Since he started kicking the ball in his home town of Klipspruit, Soweto, playing for his father’s team Young Stars FC, the 20-year-old said he was scoring goals, whether it was at training or in actual games.
“I grew up enjoying scoring goals,” said Letlotlo. “It makes me happy and whenever I finish the game without scoring, I feel very bad because it is like I have let my team down. As a striker, it is my job to get goals and make sure the team win.
“It does not sit well with me when I don’t get a goal, especially if our team end up losing.

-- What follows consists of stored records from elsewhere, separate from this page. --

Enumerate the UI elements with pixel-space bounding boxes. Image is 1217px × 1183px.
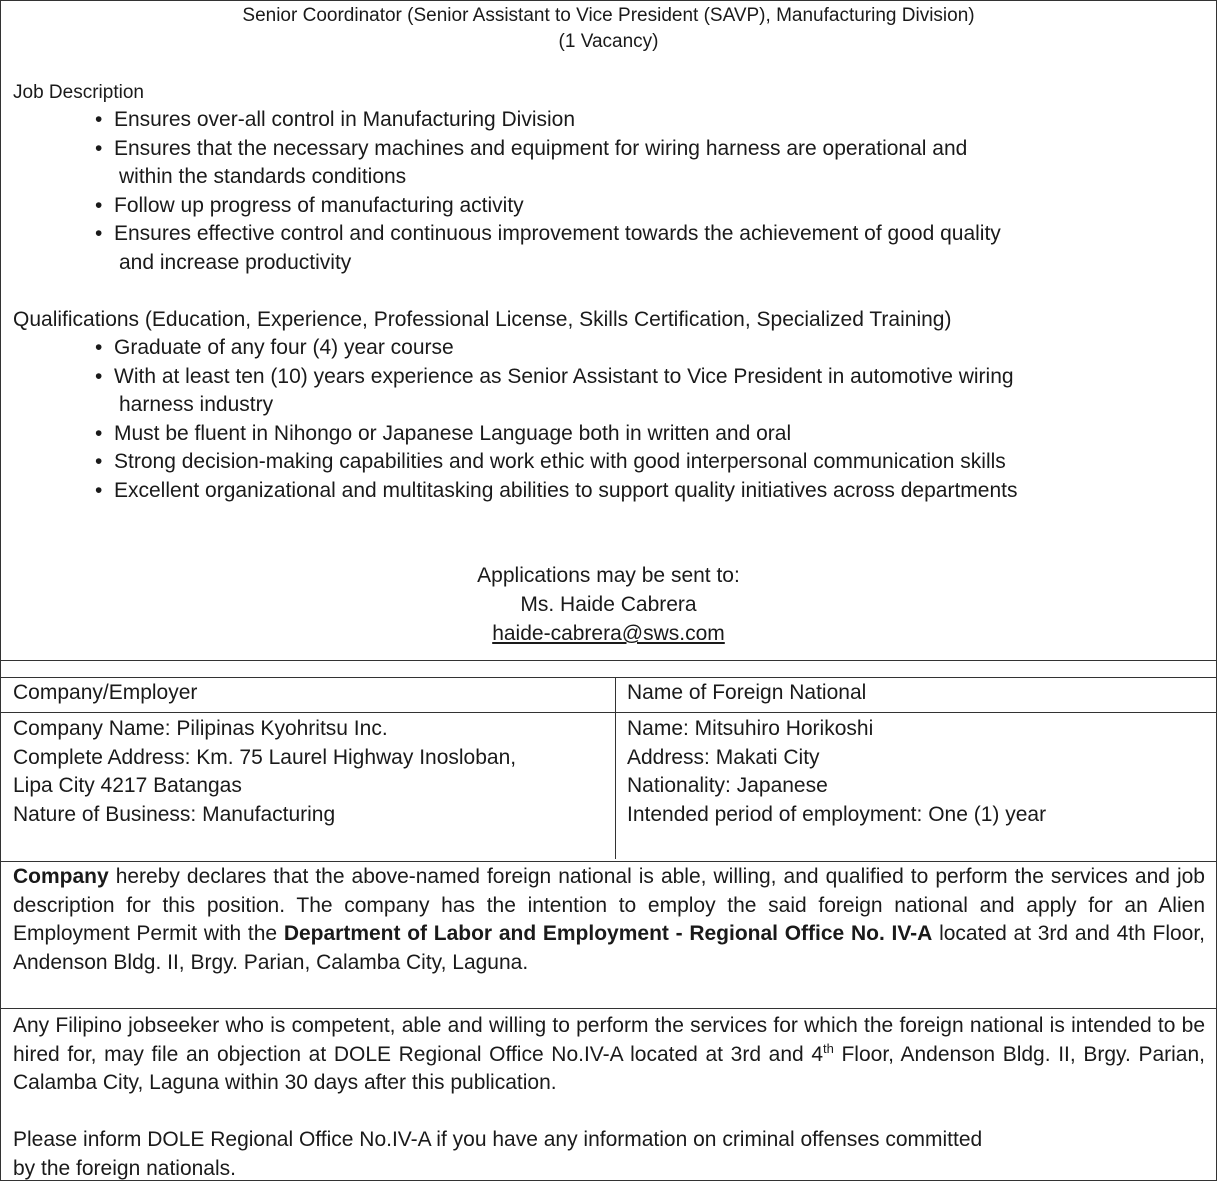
inform-line2: by the foreign nationals.: [13, 1156, 236, 1180]
item-line1: Ensures that the necessary machines and equipment for wiring harness are operational and: [114, 136, 968, 160]
list-item: [95, 477, 1195, 506]
employer-details: [13, 715, 516, 829]
company-declaration: [13, 863, 1205, 978]
table-header-divider: [1, 712, 1216, 713]
foreign-nationality: Nationality: Japanese: [627, 774, 828, 797]
item-line1: Follow up progress of manufacturing activity: [114, 193, 524, 217]
item-line1: Ensures over-all control in Manufacturing Division: [114, 108, 576, 131]
employer-table: [1, 677, 1216, 862]
declaration-text: hereby declares that the above-named foreign national is able, willing, and qualified to perform the services and job description for this position. The company has the intention to employ the said foreign national and apply for an Alien Employment Permit with the: [13, 865, 1205, 946]
item-line1: Ensures effective control and continuous improvement towards the achievement of good quality: [114, 222, 1001, 245]
list-item: [95, 363, 1195, 420]
qualifications-list: [95, 334, 1195, 505]
employer-header: Company/Employer: [13, 681, 198, 704]
item-line1: Strong decision-making capabilities and work ethic with good interpersonal communication skills: [114, 450, 1006, 473]
applications-block: [1, 561, 1216, 648]
inform-notice: [13, 1126, 1205, 1183]
objection-superscript: th: [823, 1040, 834, 1056]
company-name: Company Name: Pilipinas Kyohritsu Inc.: [13, 717, 388, 740]
vacancy-count: (1 Vacancy): [558, 31, 659, 52]
item-line2: within the standards conditions: [119, 165, 407, 188]
business-nature: Nature of Business: Manufacturing: [13, 802, 336, 826]
list-item: [95, 334, 1195, 363]
position-title-line1: Senior Coordinator (Senior Assistant to Vice President (SAVP), Manufacturing Division): [242, 5, 975, 26]
foreign-national-details: [627, 715, 1046, 829]
item-line1: With at least ten (10) years experience as Senior Assistant to Vice President in automotive wiring: [114, 364, 1014, 388]
item-line1: Excellent organizational and multitasking abilities to support quality initiatives across departments: [114, 478, 1018, 502]
foreign-name: Name: Mitsuhiro Horikoshi: [627, 717, 874, 740]
objection-notice: [13, 1012, 1205, 1098]
declaration-dole-office: Department of Labor and Employment - Regional Office No. IV-A: [283, 922, 933, 946]
list-item: [95, 106, 1195, 135]
list-item: [95, 220, 1195, 277]
item-line2: and increase productivity: [119, 250, 352, 274]
declaration-company: Company: [13, 865, 109, 888]
contact-email-link[interactable]: haide-cabrera@sws.com: [492, 622, 725, 645]
objection-text: Any Filipino jobseeker who is competent, able and willing to perform the services for which the foreign national is intended to be hired for, may file an objection at DOLE Regional Office No.IV-A located at 3rd and 4: [13, 1014, 1205, 1066]
list-item: [95, 448, 1195, 477]
foreign-national-header: Name of Foreign National: [627, 681, 867, 704]
declaration-location: located at 3rd and 4th Floor, Andenson Bldg. II, Brgy. Parian, Calamba City, Laguna.: [13, 922, 1206, 975]
inform-line1: Please inform DOLE Regional Office No.IV-A if you have any information on criminal offenses committed: [13, 1128, 983, 1151]
section-divider: [1, 1008, 1216, 1009]
list-item: [95, 135, 1195, 192]
table-column-divider: [615, 678, 616, 859]
position-title: [1, 3, 1216, 55]
job-description-list: [95, 106, 1195, 277]
item-line1: Must be fluent in Nihongo or Japanese Language both in written and oral: [114, 421, 792, 445]
item-line1: Graduate of any four (4) year course: [114, 336, 454, 359]
foreign-address: Address: Makati City: [627, 745, 820, 769]
objection-text-cont: Floor, Andenson Bldg. II, Brgy. Parian, Calamba City, Laguna within 30 days after this publication.: [13, 1042, 1205, 1095]
employment-period: Intended period of employment: One (1) year: [627, 802, 1047, 826]
contact-name: Ms. Haide Cabrera: [520, 593, 697, 616]
position-section: [1, 1, 1216, 661]
list-item: [95, 420, 1195, 449]
applications-intro: Applications may be sent to:: [477, 564, 740, 587]
qualifications-heading: Qualifications (Education, Experience, Professional License, Skills Certification, Specialized Training): [13, 308, 952, 331]
job-description-heading: Job Description: [13, 82, 144, 103]
company-address: Complete Address: Km. 75 Laurel Highway Inosloban,: [13, 745, 517, 769]
company-address-cont: Lipa City 4217 Batangas: [13, 774, 242, 797]
item-line2: harness industry: [119, 393, 274, 416]
list-item: [95, 192, 1195, 221]
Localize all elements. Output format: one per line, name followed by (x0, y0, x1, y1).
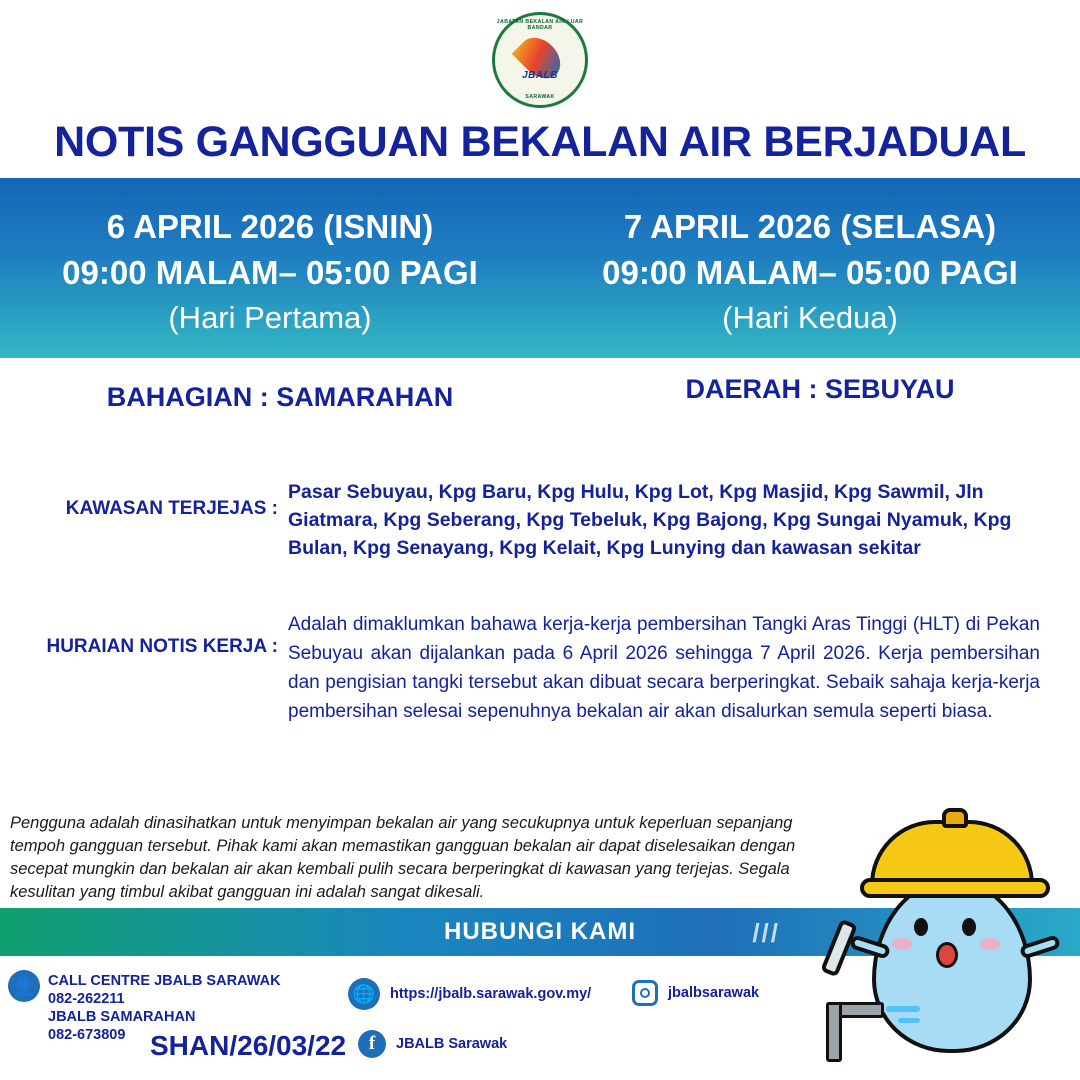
logo-circle (492, 12, 588, 108)
water-droplet-mascot (844, 790, 1074, 1080)
mascot-eye-right (962, 918, 976, 936)
schedule-day-2-label: (Hari Kedua) (722, 300, 898, 335)
mascot-helmet-icon (870, 820, 1034, 896)
person-icon: 👤 (8, 970, 40, 1002)
facebook-icon: f (358, 1030, 386, 1058)
work-notice-value: Adalah dimaklumkan bahawa kerja-kerja pembersihan Tangki Aras Tinggi (HLT) di Pekan Sebuyau akan dijalankan pada 6 April 2026 sehingga 7 April 2026. Kerja pembersihan dan pengisian tangki tersebut akan dibuat secara berperingkat. Sebaik sahaja kerja-kerja pembersihan selesai sepenuhnya bekalan air akan disalurkan semula seperti biasa. (288, 614, 1040, 722)
location-row (0, 374, 1080, 413)
branch-name: JBALB SAMARAHAN (48, 1009, 196, 1025)
division-text: BAHAGIAN : SAMARAHAN (106, 382, 454, 412)
water-stream-secondary-icon (898, 1018, 920, 1023)
affected-areas-value: Pasar Sebuyau, Kpg Baru, Kpg Hulu, Kpg Lot, Kpg Masjid, Kpg Sawmil, Jln Giatmara, Kpg Seberang, Kpg Tebeluk, Kpg Bajong, Kpg Sungai Nyamuk, Kpg Bulan, Kpg Senayang, Kpg Kelait, Kpg Lunying dan kawasan sekitar (288, 481, 1012, 559)
branch-phone: 082-673809 (48, 1027, 126, 1043)
instagram-block[interactable] (632, 980, 759, 1006)
decorative-slashes: /// (752, 918, 780, 948)
schedule-day-2-time: 09:00 MALAM– 05:00 PAGI (602, 254, 1018, 291)
work-notice-row (0, 610, 1080, 726)
pipe-vertical-icon (826, 1002, 842, 1062)
call-centre-name: CALL CENTRE JBALB SARAWAK (48, 973, 281, 989)
jbalb-logo (0, 8, 1080, 112)
schedule-day-2 (540, 178, 1080, 358)
instagram-handle[interactable]: jbalbsarawak (668, 985, 760, 1001)
facebook-block[interactable] (358, 1030, 507, 1058)
website-block[interactable] (348, 978, 591, 1010)
mascot-mouth (936, 942, 958, 968)
mascot-helmet-knob (942, 808, 968, 828)
schedule-day-1 (0, 178, 540, 358)
contact-band-heading: HUBUNGI KAMI (444, 918, 636, 945)
reference-code: SHAN/26/03/22 (150, 1030, 347, 1061)
mascot-eye-left (914, 918, 928, 936)
schedule-day-1-label: (Hari Pertama) (168, 300, 372, 335)
website-url[interactable]: https://jbalb.sarawak.gov.my/ (390, 986, 592, 1002)
mascot-cheek-left (892, 938, 912, 950)
advisory-text: Pengguna adalah dinasihatkan untuk menyimpan bekalan air yang secukupnya untuk keperluan sepanjang tempoh gangguan tersebut. Pihak kami akan memastikan gangguan bekalan air dapat diselesaikan dengan secepat mungkin dan bekalan air akan kembali pulih secara berperingkat di kawasan yang terjejas. Segala kesulitan yang timbul akibat gangguan ini adalah sangat dikesali. (10, 814, 796, 901)
page-title: NOTIS GANGGUAN BEKALAN AIR BERJADUAL (54, 118, 1026, 166)
work-notice-label: HURAIAN NOTIS KERJA : (46, 636, 278, 657)
logo-ring-bottom-text: SARAWAK (525, 94, 555, 100)
affected-areas-row (0, 478, 1080, 562)
instagram-icon (632, 980, 658, 1006)
call-centre-phone: 082-262211 (48, 991, 125, 1007)
district-text: DAERAH : SEBUYAU (685, 374, 955, 404)
schedule-day-1-date: 6 APRIL 2026 (ISNIN) (106, 208, 434, 245)
affected-areas-label: KAWASAN TERJEJAS : (65, 498, 278, 519)
water-stream-icon (886, 1006, 920, 1012)
globe-icon: 🌐 (348, 978, 380, 1010)
logo-ring-top-text: JABATAN BEKALAN AIR LUAR BANDAR (496, 19, 584, 31)
logo-abbreviation: JBALB (522, 70, 558, 81)
schedule-day-1-time: 09:00 MALAM– 05:00 PAGI (62, 254, 478, 291)
mascot-cheek-right (980, 938, 1000, 950)
schedule-day-2-date: 7 APRIL 2026 (SELASA) (623, 208, 997, 245)
schedule-band (0, 178, 1080, 358)
facebook-handle[interactable]: JBALB Sarawak (396, 1036, 508, 1052)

My team-mates already know when it happens and I will just get in the bus and listen to music to ease the pain.”
Letlotlo joined the Amakhosi development team in 2011 after a close friend organised trials for him and it took only one friendly game for him to impress the coaches.
“I scored five goals in that game, and the coaches didn’t hesitate to register me.”
The youngster, who is affectionately known as “Adebayor,” has been a key member of the young Chiefs reserve squad, scoring and creating goals for Donald Khuse’s side, which finished sixth in the league standings in the MultiChoice Diski Challenge.
Letlotlo finished the second season of the MDC as the league’s top scorer, with nine goals to his name.
With such performances throughout the whole season, the word has gone around that the first team is looking into promoting the youngster for next season.
“If it happens that I get promoted I would be very happy, because I know I have been working hard and surely the coaches of the senior team have been watching me,” said the Grade 11 pupil of Thaba Jabula Secondary School in Pimville.
The striker feels he is ready to graduate to Steve Komphela’s side, with the aim of being the answer to their goalscoring problems, which is affecting the team’s ambitions of retaining their league title which is likely to be snatched away by Mamelodi Sundowns.
“I want to see myself playing in the first team next season. I can see the team are struggling to get goals at the moment and I believe I can help out and be the striker they need. I just want to get there, fight for a place in the starting XI and help the team to get goals,” said the 19-year old.
“But nothing has been said at the moment to me, I guess I will just have to wait for the call.”
He has has also set his sight on playing for the senior national team one day. The young goalpoacher said there has been a cry over lack of lethal strikers in the country, but that will be a thing of the past in the near future, with him and some of his peers set to take the country to a higher level in the game.
“My wish is to also become the number one striker in the national team, because we are also struggling there. It has been a problem for many years now, but the next generation which will play for Bafana Bafana will have strikers who will score goals week in, week out.
“I have not even had the chance to play for any junior national teams yet, because that is where I have to start. I hope it will happen soon, especially now with the Under-23 squad set to play in the Olympic Games.”
His father Sam Sebola said his son has always shown great potential and that he will one day be a professional footballer, and insists it is just a matter of time before he leads the Chiefs attack.
“He has been dedicated, passionate and very hard-working from an early age. I remember when he was just playing for the Under-13 team, my senior team was playing a match and they couldn’t score goals. While he was sitting next to me, he asked me to put him on and I said ‘no, you can’t play here, they are bigger than you’,” recalled Sebola.
“He started crying and I decided to give him a run. Unbelievably, he changed the whole complexion of the game. He created two goals during that match. I see a great future for him, he just needs to remain focused and humble – most importantly, he should always work hard.”